De gasten zagen elkander verbijsterd en nieuwsgierig aan en keken daarna naar Huck, die geen woord sprak.
‘Sid, wat scheelt Tom?’ zeide tante Polly. ‘Hij.... Wel, er is met dien jongen niets aan te vangen. Ik heb nooit....’
Tom kwam binnen, gebogen onder den last zijner zakken, en tante Polly eindigde haar volzin niet. Tom wierp de massa gele geldstukken op tafel en zeide:
‘Daar - wat heb ik gezegd? Het geld is van ons beiden; Huck de helft en ik de helft.’

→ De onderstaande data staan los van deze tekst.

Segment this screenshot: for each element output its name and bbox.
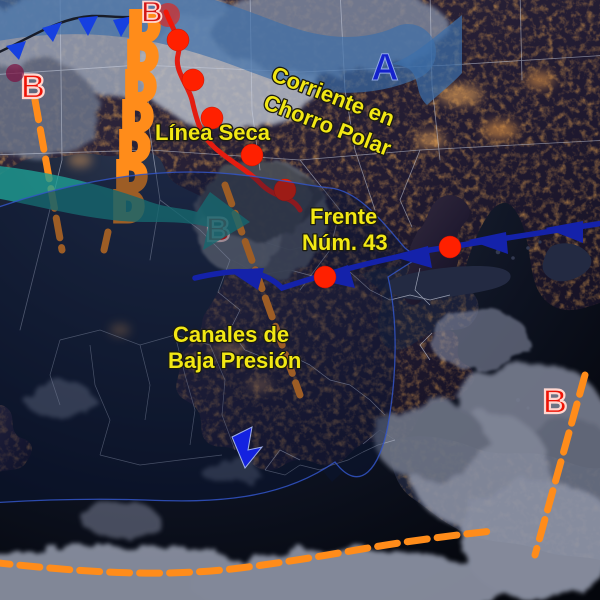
svg-text:Canales de: Canales de [173,322,289,347]
svg-text:Baja Presión: Baja Presión [168,348,301,373]
svg-text:Núm. 43: Núm. 43 [302,230,388,255]
svg-text:Frente: Frente [310,204,377,229]
svg-text:Línea Seca: Línea Seca [155,120,271,145]
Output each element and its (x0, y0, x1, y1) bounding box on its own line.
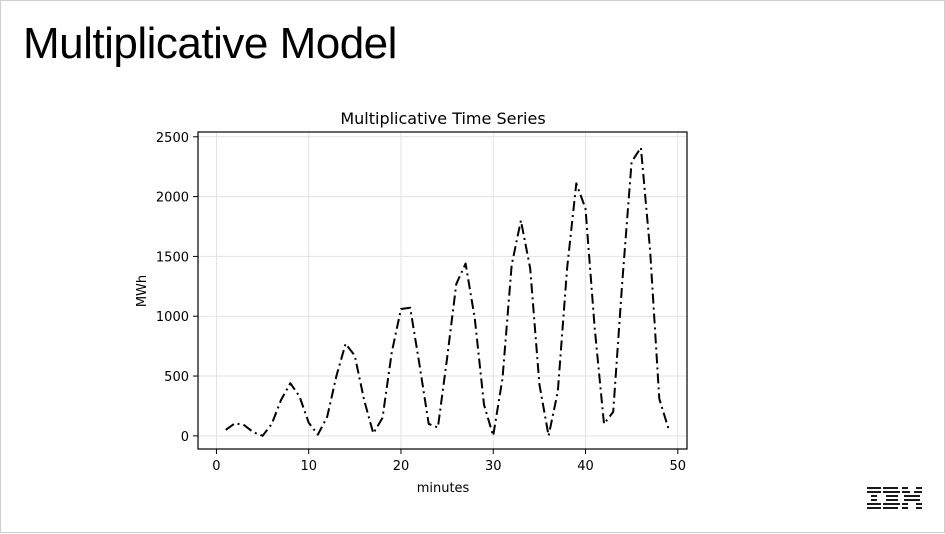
y-axis-label: MWh (135, 275, 150, 307)
data-point (557, 390, 559, 392)
x-tick-label: 10 (300, 459, 317, 474)
data-point (667, 427, 669, 429)
data-point (344, 343, 346, 345)
plot-frame (197, 131, 688, 450)
x-axis-label: minutes (417, 481, 470, 496)
data-point (354, 354, 356, 356)
data-point (418, 363, 420, 365)
data-point (372, 432, 374, 434)
data-point (446, 357, 448, 359)
data-point (640, 146, 642, 148)
y-tick-label: 2000 (156, 191, 189, 206)
data-point (234, 422, 236, 424)
chart-title: Multiplicative Time Series (340, 109, 545, 128)
data-point (298, 395, 300, 397)
series-line-group (224, 146, 670, 437)
x-tick-label: 40 (577, 459, 594, 474)
series-line (225, 146, 670, 437)
data-point (289, 382, 291, 384)
x-tick-label: 50 (670, 459, 687, 474)
data-point (427, 423, 429, 425)
data-point (363, 399, 365, 401)
data-point (271, 423, 273, 425)
data-point (575, 182, 577, 184)
data-point (529, 267, 531, 269)
data-point (261, 435, 263, 437)
data-point (594, 327, 596, 329)
data-point (603, 423, 605, 425)
data-point (381, 417, 383, 419)
data-point (243, 424, 245, 426)
x-tick-label: 30 (485, 459, 502, 474)
data-point (252, 431, 254, 433)
data-point (630, 161, 632, 163)
data-point (474, 317, 476, 319)
slide-title: Multiplicative Model (23, 19, 397, 68)
data-point (400, 308, 402, 310)
data-point (612, 411, 614, 413)
data-point (455, 283, 457, 285)
x-tick-label: 20 (393, 459, 410, 474)
data-point (510, 264, 512, 266)
data-point (224, 429, 226, 431)
data-point (658, 398, 660, 400)
data-point (566, 267, 568, 269)
data-point (538, 383, 540, 385)
y-tick-label: 500 (164, 370, 189, 385)
x-tick-label: 0 (212, 459, 220, 474)
data-point (649, 249, 651, 251)
data-point (584, 207, 586, 209)
data-point (317, 433, 319, 435)
y-tick-label: 0 (181, 430, 189, 445)
data-point (391, 351, 393, 353)
data-point (621, 279, 623, 281)
y-tick-label: 1000 (156, 310, 189, 325)
data-point (492, 435, 494, 437)
data-point (483, 404, 485, 406)
y-tick-label: 2500 (156, 131, 189, 146)
data-point (501, 377, 503, 379)
data-point (326, 416, 328, 418)
ibm-logo (867, 487, 922, 509)
grid (198, 132, 687, 449)
data-point (409, 307, 411, 309)
data-point (437, 426, 439, 428)
data-point (547, 435, 549, 437)
data-point (520, 219, 522, 221)
y-tick-label: 1500 (156, 250, 189, 265)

Dit tooneel deed iedereen den adem inhouden. Allen keken; niemand sprak. Toen volgde er een eenstemmig geroep om eene verklaring van het geval. Tom zeide, dat hij die geven kon, - en dat deed hij. Het verhaal was lang, maar hoogst belangrijk, en de vergaderde menigte was sprakeloos van verbazing. Toen de knaap aan het einde was gekomen, zeide de boschwachter:
‘Ik dacht, dat ik voor deze gelegenheid den gasten eene kleine verrassing had bereid, maar zij is, hierbij vergeleken, niets waard. Deze doet de mijne, ik moet het eerlijk bekennen, geheel in het niet zinken.’
Het geld werd geteld. De som bedroeg over de twaalfduizend dollars. Het was meer dan een der aanwezigen [ 263 ] ooit bijeen had gezien, ofschoon verscheidene der hier vergaderde personen meer waard waren dan geheel de gevonden schat.